Last Thursday, I attended the 7th edition of recruitDC at the Artisphere in Rosslyn. I keep saying if you want to be a recruiter in the D.C. Metro area, this is the conference to attend. Let me revised that: this is now a premier conference to attend if anyone wants to learn about recruiting.
The CHRO Panel
The first session was the CHRO panel with Angela Mannino of Inova Health, Jeff Perkins of NPR, Melody Jones of CEB, and Bridgette Weitzel of BAE Systems with Washington Post Business Reporter, Sarah Halzack, moderating the panel. Topics range from sequestration, creative recruiting techniques, the D.C. (talent) market, and how their organization uses social media. What I like about it was this was a panel of HR people who gets recruiting and it was diverse from nonprofit, healthcare, consulting, and government contracting. You get a variety of viewpoints and to me, that is helpful.
Taking Charge of your Recruiting Career
This is one of my most anticipated sessions because I’m still on “waivers,” waiting to be picked up because you have three recruiters, Ian Jones of Fluidhire; Celinda Appleby of HP; and Conor Nicholson of Nicholson Staffing Solutions, discussing their career paths. The panel gave me an idea what my next step should be. Just waiting to see who will open the door for me.
RecruitDC might have started a tradition with bringing a veteran over as a keynote to discuss their journey.
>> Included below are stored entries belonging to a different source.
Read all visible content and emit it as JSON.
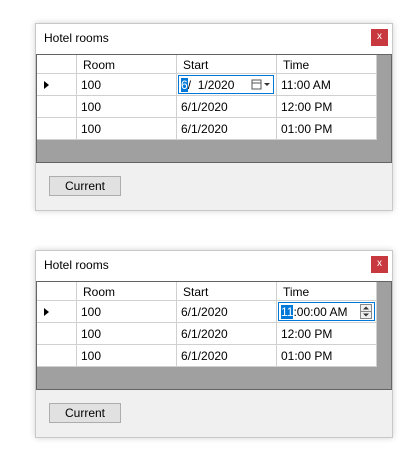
{
  "windows": [
    {
      "title": "Hotel rooms",
      "close_glyph": "x",
      "columns": [
        "Room",
        "Start",
        "Time"
      ],
      "rows": [
        [
          "100",
          "6/1/2020",
          "11:00 AM"
        ],
        [
          "100",
          "6/1/2020",
          "12:00 PM"
        ],
        [
          "100",
          "6/1/2020",
          "01:00 PM"
        ]
      ],
      "editor": {
        "column": "Start",
        "selected": "6",
        "rest": "/  1/2020",
        "icon": "calendar-dropdown-icon"
      },
      "button_label": "Current"
    },
    {
      "title": "Hotel rooms",
      "close_glyph": "x",
      "columns": [
        "Room",
        "Start",
        "Time"
      ],
      "rows": [
        [
          "100",
          "6/1/2020",
          "11:00 AM"
        ],
        [
          "100",
          "6/1/2020",
          "12:00 PM"
        ],
        [
          "100",
          "6/1/2020",
          "01:00 PM"
        ]
      ],
      "editor": {
        "column": "Time",
        "selected": "11",
        "rest": ":00:00 AM",
        "icon": "spin-updown-icon"
      },
      "button_label": "Current"
    }
  ]
}
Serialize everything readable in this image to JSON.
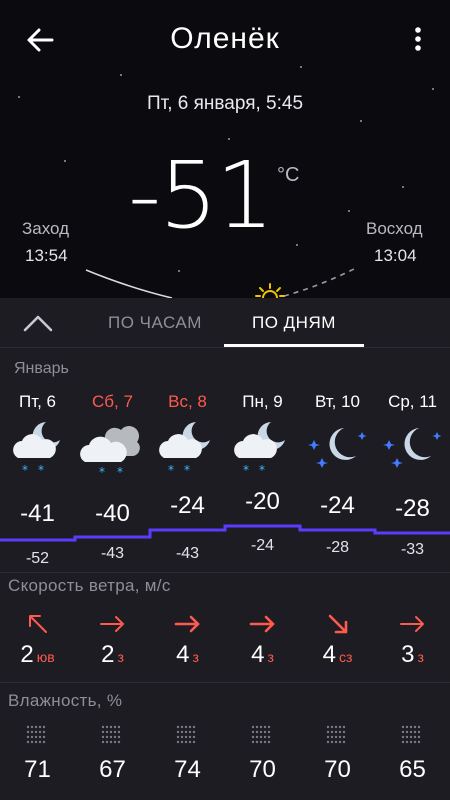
{
  "header": {
    "city": "Оленёк",
    "datetime": "Пт, 6 января, 5:45"
  },
  "current": {
    "temperature": "-51",
    "unit": "°C",
    "sunset_label": "Заход",
    "sunset_time": "13:54",
    "sunrise_label": "Восход",
    "sunrise_time": "13:04"
  },
  "tabs": {
    "hours": "ПО ЧАСАМ",
    "days": "ПО ДНЯМ",
    "active": "days"
  },
  "forecast": {
    "month": "Январь",
    "days": [
      {
        "name": "Пт, 6",
        "weekend": false,
        "icon": "cloud-moon-snow-icon",
        "high": "-41",
        "low": "-52",
        "wind_speed": "2",
        "wind_dir": "юв",
        "wind_arrow": "arrow-up-left-icon",
        "humidity": "71"
      },
      {
        "name": "Сб, 7",
        "weekend": true,
        "icon": "cloudy-snow-icon",
        "high": "-40",
        "low": "-43",
        "wind_speed": "2",
        "wind_dir": "з",
        "wind_arrow": "arrow-right-icon",
        "humidity": "67"
      },
      {
        "name": "Вс, 8",
        "weekend": true,
        "icon": "cloud-moon-snow-icon",
        "high": "-24",
        "low": "-43",
        "wind_speed": "4",
        "wind_dir": "з",
        "wind_arrow": "arrow-right-icon",
        "humidity": "74"
      },
      {
        "name": "Пн, 9",
        "weekend": false,
        "icon": "cloud-moon-snow-icon",
        "high": "-20",
        "low": "-24",
        "wind_speed": "4",
        "wind_dir": "з",
        "wind_arrow": "arrow-right-icon",
        "humidity": "70"
      },
      {
        "name": "Вт, 10",
        "weekend": false,
        "icon": "moon-stars-icon",
        "high": "-24",
        "low": "-28",
        "wind_speed": "4",
        "wind_dir": "сз",
        "wind_arrow": "arrow-down-right-icon",
        "humidity": "70"
      },
      {
        "name": "Ср, 11",
        "weekend": false,
        "icon": "moon-stars-icon",
        "high": "-28",
        "low": "-33",
        "wind_speed": "3",
        "wind_dir": "з",
        "wind_arrow": "arrow-right-icon",
        "humidity": "65"
      }
    ]
  },
  "sections": {
    "wind_title": "Скорость ветра, м/с",
    "humidity_title": "Влажность, %"
  },
  "colors": {
    "weekend": "#ff5a4e",
    "wind_arrow": "#ff5a4e",
    "temp_line": "#5b3cff",
    "snow": "#3fb6ff",
    "background": "#1c1c22",
    "sky": "#0b0b0f"
  }
}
Last year, it was Colonel David Sutherland. This year, it was Justin Constantine. Justin discusses his battle scars and injuries and how he has overcome and is a motivational speaker. Being this event is held before the Memorial Day weekend, these keynotes with veterans serve as poignant and a reminder about our veterans, what they’re fighting for, and to give back.
Geoff Peterson of The General Lead discuss the new trends in sourcing. While I expect a lot of boolean searches, Geoff describing that companies like Github, Stack Overflow, and TalentBin can be sourced by using their respective search engines. Either you pay for their service or use boolean strings, which cost nothing, but it is time-consuming. He also discuss Identified as the best sourcing tool for Facebook and Evernote is useful when you write something on paper, you can take a picture of your notes and Evernote will compute your handwriting into text. I know at the HRA-NCA Conference, there were a lot of people taking notes on paper. Now, they have a tool to take their notes and keep it. I hope Evernote can read cursive.
The closing keynote was Jenny DeVaughn, who I first met, face-to-face, at the Urban Institute Conference in July 2010 on my last day at NPR. She was great then, she is still great discussing how conservative organizations can get into social media by having content and context, biting the bullet when someone talks back, and be selective on who your brand ambassadors are. Below is her presentation:
This was the best recruitDC conference so far. The content was “rich as chocolate” and it was raining business cards, literally (hoping that’s a new tradition as well). Every session had specifics and how it can be useful for your organization. I really can’t say a bad word on each session, including wi-fi, which was pretty good.
How to improve a great conference like recruitDC? You have to think outside the box. The recruitDC board has to think one session where an “outsider” like a president of a company or an economist can do a session on the D.C. market, how they view recruiting and what they think how the profession should improve. I think a great person to do this is Stephen Fuller of George Mason University or Livingsocial CEO, Tim O’Shaughnessy.
I was the very first person to sign up and register for recruitDC back in 2010 when it was held at the Woolly Mammoth Theatre and had no expectations on what would it be. Seven conferences later, I’m glad I was first to join the bandwagon and there is still room for anyone to join.